The Washington Post editorial “A Prompt from Geneva” (December 6) claims that completion of “a security fence along a border of Israel’s choosing, effectively annexing significant parts of the West Bank … would seek to preempt the more equitable settlement laid out at Geneva, under which Israel would evacuate all but two percent of West Bank lands.” The editorial ignores that:

* The unauthorized Israeli-Palestinian Geneva document attempts to out-flank Israel’s elected government in a way no democracy would tolerate;

* Prime Minister Ariel Sharon has stressed that “painful concessions” would be necessary for a peaceful settlement; and

* Israeli government representatives have said the fence can be moved or dismantled as part of a settlement based on an actual, not merely promised, end to Palestinian violence.

Instead, the Post insists preemptively that Israeli evacuation of “all but two percent of West Bank lands” would be “more equitable” than construction of the fence. The security barrier, according to numerous reports and a U.N. study, would leave approximately 15 percent of the disputed West Bank (Judea and Samaria) on the Israeli side.

The Post ignores, among other things, key military and diplomatic history. U.N. Security Council Resolution 242 (adopted soon after the 1967 Six-Day War) calls for “secure and recognized borders” for all parties to the fighting. Israel’s pre-‘67 armistice lines were nine miles wide east-to-west just above Tel Aviv, four miles wide north-to-south just west of Jerusalem. They invited aggression.

One of Israel’s premier doves, Abba Eban, told Der Spiegel in 1969 that “we have openly said that the map will never again be the same as on June 4, 1967 …. The June map is for us equivalent to insecurity and danger.”

Prime Minister Yitzhak Rabin in 1974 said “Israel will not return — even within the context of a peace treaty — to the June 4, 1967 lines. These lines are not defensible borders, and they constitute a temptation for aggression against us.” Rabin said much the same in his 1992 campaign. When Prime Minister Ehud Barak violated his own “red line” requiring a minimum of 10 percent of the West Bank before going to Camp David in July 2000, his cabinet collapsed.

The Post’s “two-percent solution” would not meet Rabin’s understanding of Resolution 242’s requirement of “secure and recognized” boundaries.
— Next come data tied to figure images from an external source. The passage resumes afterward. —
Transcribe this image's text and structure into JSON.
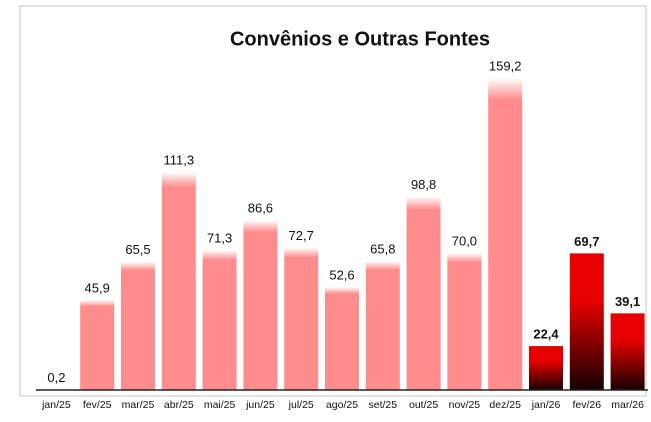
{
  "chart_data": {
    "type": "bar",
    "title": "Convênios e Outras Fontes",
    "categories": [
      "jan/25",
      "fev/25",
      "mar/25",
      "abr/25",
      "mai/25",
      "jun/25",
      "jul/25",
      "ago/25",
      "set/25",
      "out/25",
      "nov/25",
      "dez/25",
      "jan/26",
      "fev/26",
      "mar/26"
    ],
    "values": [
      0.2,
      45.9,
      65.5,
      111.3,
      71.3,
      86.6,
      72.7,
      52.6,
      65.8,
      98.8,
      70.0,
      159.2,
      22.4,
      69.7,
      39.1
    ],
    "value_labels": [
      "0,2",
      "45,9",
      "65,5",
      "111,3",
      "71,3",
      "86,6",
      "72,7",
      "52,6",
      "65,8",
      "98,8",
      "70,0",
      "159,2",
      "22,4",
      "69,7",
      "39,1"
    ],
    "colors": [
      "#ff8c8c",
      "#ff8c8c",
      "#ff8c8c",
      "#ff8c8c",
      "#ff8c8c",
      "#ff8c8c",
      "#ff8c8c",
      "#ff8c8c",
      "#ff8c8c",
      "#ff8c8c",
      "#ff8c8c",
      "#ff8c8c",
      "#e60000",
      "#e60000",
      "#e60000"
    ]
  }
}
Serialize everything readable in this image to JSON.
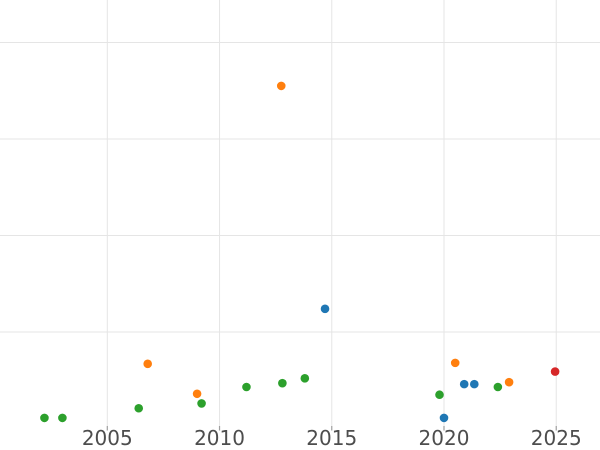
{
  "figure": {
    "background_color": "#ffffff",
    "grid_color": "#e5e5e5",
    "tick_mark_color": "#9e9e9e",
    "tick_label_color": "#4d4d4d",
    "tick_label_font_size_px": 20
  },
  "chart_data": {
    "type": "scatter",
    "title": "",
    "xlabel": "",
    "ylabel": "",
    "grid": true,
    "legend": "none",
    "x_tick_labels": [
      "2005",
      "2010",
      "2015",
      "2020",
      "2025"
    ],
    "x_ticks": [
      2005,
      2010,
      2015,
      2020,
      2025
    ],
    "y_axis_labels_visible": false,
    "y_gridline_values": [
      1,
      2,
      3,
      4
    ],
    "xlim": [
      2000.22,
      2026.95
    ],
    "ylim": [
      0.026,
      4.44
    ],
    "marker_radius_px": 4.3,
    "series": [
      {
        "name": "green-series",
        "color": "#2ca02c",
        "points": [
          {
            "x": 2002.2,
            "y": 0.11
          },
          {
            "x": 2003.0,
            "y": 0.11
          },
          {
            "x": 2006.4,
            "y": 0.21
          },
          {
            "x": 2009.2,
            "y": 0.26
          },
          {
            "x": 2011.2,
            "y": 0.43
          },
          {
            "x": 2012.8,
            "y": 0.47
          },
          {
            "x": 2013.8,
            "y": 0.52
          },
          {
            "x": 2019.8,
            "y": 0.35
          },
          {
            "x": 2022.4,
            "y": 0.43
          }
        ]
      },
      {
        "name": "orange-series",
        "color": "#ff7f0e",
        "points": [
          {
            "x": 2006.8,
            "y": 0.67
          },
          {
            "x": 2009.0,
            "y": 0.36
          },
          {
            "x": 2012.75,
            "y": 3.55
          },
          {
            "x": 2020.5,
            "y": 0.68
          },
          {
            "x": 2022.9,
            "y": 0.48
          }
        ]
      },
      {
        "name": "blue-series",
        "color": "#1f77b4",
        "points": [
          {
            "x": 2014.7,
            "y": 1.24
          },
          {
            "x": 2020.0,
            "y": 0.11
          },
          {
            "x": 2020.9,
            "y": 0.46
          },
          {
            "x": 2021.35,
            "y": 0.46
          }
        ]
      },
      {
        "name": "red-series",
        "color": "#d62728",
        "points": [
          {
            "x": 2024.95,
            "y": 0.59
          }
        ]
      }
    ]
  }
}
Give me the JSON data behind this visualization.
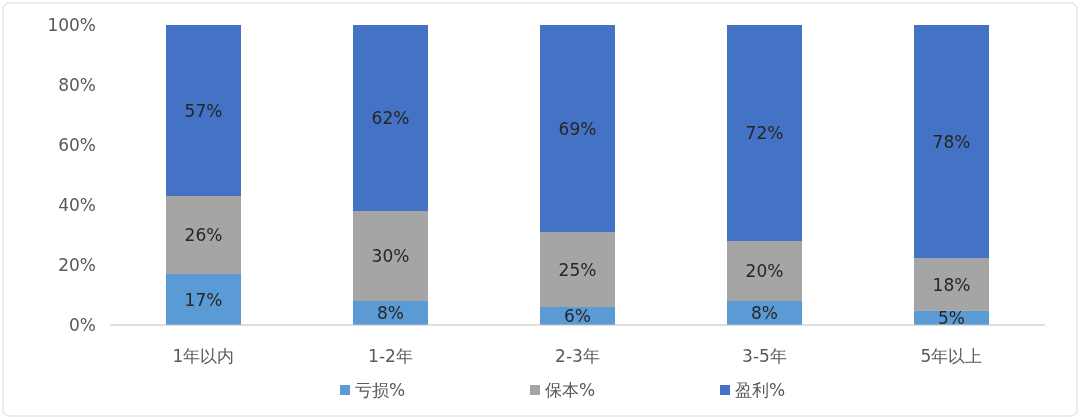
{
  "chart_data": {
    "type": "bar",
    "stacked": true,
    "legend": "bottom",
    "categories": [
      "1年以内",
      "1-2年",
      "2-3年",
      "3-5年",
      "5年以上"
    ],
    "ylim": [
      0,
      100
    ],
    "yticks": [
      {
        "value": 0,
        "label": "0%"
      },
      {
        "value": 20,
        "label": "20%"
      },
      {
        "value": 40,
        "label": "40%"
      },
      {
        "value": 60,
        "label": "60%"
      },
      {
        "value": 80,
        "label": "80%"
      },
      {
        "value": 100,
        "label": "100%"
      }
    ],
    "series": [
      {
        "name": "亏损%",
        "color": "#5b9bd5",
        "values": [
          17,
          8,
          6,
          8,
          4.7
        ],
        "value_labels": [
          "17%",
          "8%",
          "6%",
          "8%",
          "5%"
        ]
      },
      {
        "name": "保本%",
        "color": "#a5a5a5",
        "values": [
          26,
          30,
          25,
          20,
          17.6
        ],
        "value_labels": [
          "26%",
          "30%",
          "25%",
          "20%",
          "18%"
        ]
      },
      {
        "name": "盈利%",
        "color": "#4472c4",
        "values": [
          57,
          62,
          69,
          72,
          77.7
        ],
        "value_labels": [
          "57%",
          "62%",
          "69%",
          "72%",
          "78%"
        ]
      }
    ]
  }
}
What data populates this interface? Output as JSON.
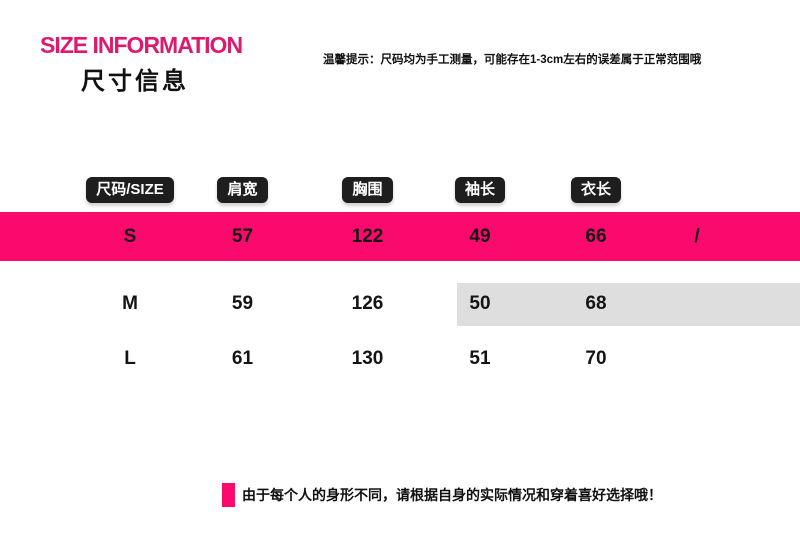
{
  "theme": {
    "background": "#ffffff",
    "accent": "#fa0a6c",
    "title": "#dc1b70",
    "badge": "#1e1e1e",
    "stripe": "#dedede",
    "text": "#111111"
  },
  "header": {
    "title_en": "SIZE INFORMATION",
    "title_zh": "尺寸信息",
    "tip": "温馨提示：尺码均为手工测量，可能存在1-3cm左右的误差属于正常范围哦"
  },
  "size_table": {
    "columns": [
      "尺码/SIZE",
      "肩宽",
      "胸围",
      "袖长",
      "衣长"
    ],
    "rows": [
      {
        "size": "S",
        "shoulder": "57",
        "bust": "122",
        "sleeve": "49",
        "length": "66",
        "note": "/",
        "highlighted": true
      },
      {
        "size": "M",
        "shoulder": "59",
        "bust": "126",
        "sleeve": "50",
        "length": "68",
        "note": "",
        "highlighted": false
      },
      {
        "size": "L",
        "shoulder": "61",
        "bust": "130",
        "sleeve": "51",
        "length": "70",
        "note": "",
        "highlighted": false
      }
    ]
  },
  "footer": {
    "note": "由于每个人的身形不同，请根据自身的实际情况和穿着喜好选择哦！"
  }
}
In any case, Yasir Arafat and the Palestinian Authority rejected a state on 97 percent-plus (essentially the “two percent” advocated by the newspaper) of the West Bank and Gaza Strip at Taba in January 2001. If the Geneva document was an attempted end-run around the necessity of good faith negotiations in an atmosphere of non-violence, then the Post’s territorial recommendation was a mirage.